Minute Meditations

God Does Know Best

Thursday 21st August

Image showing the beauty in the creation of God.

Our parakeet has bronchitis and the veterinarian has prescribed an antibiotic which we have to give him three times a day. The doctor really knows what is best for him but he certainly doesn’t think so. He resists taking his medicine with every fibre of his being and cries out in protest while we hold him with one hand, open his beak with the other and my wife squeezes the medicine into his little mouth. After it is all over he acts as if we have done him a great injustice. No sooner are we perhaps forgiven for the ill treatment he feels we have done him than it is time to do it again and once more bring his ire upon our head.

If he had his own way our bird would certainly refuse the medicine but then he would be dead by now instead of getting better because we are doing what is best for him in spite of his protests.

How often do we protest taking and doing that which is best for us? We are told that our Heavenly Father’s thoughts are as high above ours as the heavens are above the earth. We feel that we have quite a bit more brain power than our parakeet, but in comparison with our Creator we are closer to the bird than we are to God. If we know what is best for our bird how much more does our Heavenly Father know what is best for us. We should be filled with awe when we consider that the smallest details of our lives are all known to God and that not even a sparrow can fall to the ground without the Father knowing it. This is the same Father who created the heavens and the earth with His fingers.

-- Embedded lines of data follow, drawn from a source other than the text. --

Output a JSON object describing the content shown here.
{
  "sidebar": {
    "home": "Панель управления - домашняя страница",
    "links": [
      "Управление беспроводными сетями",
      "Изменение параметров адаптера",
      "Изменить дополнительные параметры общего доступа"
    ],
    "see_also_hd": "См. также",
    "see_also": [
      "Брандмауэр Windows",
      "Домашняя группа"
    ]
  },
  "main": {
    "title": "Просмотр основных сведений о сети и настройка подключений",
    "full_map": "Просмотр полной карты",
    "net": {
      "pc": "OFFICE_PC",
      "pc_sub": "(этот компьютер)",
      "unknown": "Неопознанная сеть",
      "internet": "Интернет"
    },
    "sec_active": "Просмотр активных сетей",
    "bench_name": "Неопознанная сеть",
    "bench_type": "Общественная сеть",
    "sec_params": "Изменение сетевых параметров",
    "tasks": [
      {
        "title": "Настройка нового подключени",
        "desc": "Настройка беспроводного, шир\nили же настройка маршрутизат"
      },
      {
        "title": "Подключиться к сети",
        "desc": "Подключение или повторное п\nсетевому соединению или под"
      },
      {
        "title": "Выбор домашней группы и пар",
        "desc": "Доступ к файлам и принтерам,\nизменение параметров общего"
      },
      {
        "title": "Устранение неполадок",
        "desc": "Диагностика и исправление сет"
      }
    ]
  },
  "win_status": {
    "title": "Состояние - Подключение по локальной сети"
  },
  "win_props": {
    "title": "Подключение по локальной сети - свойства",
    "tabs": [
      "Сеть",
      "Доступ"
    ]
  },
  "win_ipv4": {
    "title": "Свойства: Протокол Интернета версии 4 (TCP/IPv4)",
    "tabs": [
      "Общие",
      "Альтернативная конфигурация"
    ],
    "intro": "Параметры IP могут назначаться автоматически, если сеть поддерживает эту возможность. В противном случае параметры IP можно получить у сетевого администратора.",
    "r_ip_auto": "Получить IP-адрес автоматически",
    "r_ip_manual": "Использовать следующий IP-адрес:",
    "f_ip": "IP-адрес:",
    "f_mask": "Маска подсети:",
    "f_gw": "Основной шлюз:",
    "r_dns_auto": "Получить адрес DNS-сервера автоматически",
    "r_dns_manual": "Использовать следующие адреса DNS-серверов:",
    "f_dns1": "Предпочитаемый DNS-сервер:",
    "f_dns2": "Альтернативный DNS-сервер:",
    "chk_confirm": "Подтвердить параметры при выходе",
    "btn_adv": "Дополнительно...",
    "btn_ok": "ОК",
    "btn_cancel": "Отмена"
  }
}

When we realize that He knows us, knows what is best for us, and is chastening us and correcting us so that we can become rulers with His son in His Kingdom we should accept the trials He sends our way with grace. If our parakeet only had more sense he would thank us for what we are doing for him. If we only had more wisdom we too would thank God for the trials that come our way.

The apostles reacted this way for we are told in the Acts how they felt after being beaten. We read that they departed ”rejoicing that they were counted worthy to suffer shame for his name.” After being stoned Paul exhorted the brethren ”to continue in the faith, and that we must through much tribulation enter into the kingdom of God.”

It is one thing to believe and accept this academically but quite a different thing to accept trouble cheerfully when it happens to us. It is very easy to advise the other fellow to smile at the storm when we are in smooth waters, but then when we are in it ourselves our smile can change very quickly.

The key to accepting our troubles gracefully is prayer. This is where we have the advantage not only over the birds but over fellow human beings who do not communicate with God. Our prayers will see us through all our troubles for ”God is our refuge and strength and a very present help in trouble.” When we feel in our hearts that He knows, cares and hears, then we can take heart for ”our light affliction, which is but for a moment, worketh for us a far more exceeding and eternal weight of glory.”

It would seem that few of us today are being tried as severely as they were in the first century, yet we know that God will always send us the right kind and amount of trouble to prepare us for glory and so with Paul we can say, ”I reckon that the sufferings of this present time are not worthy to be compared with the glory which shall be revealed in us.”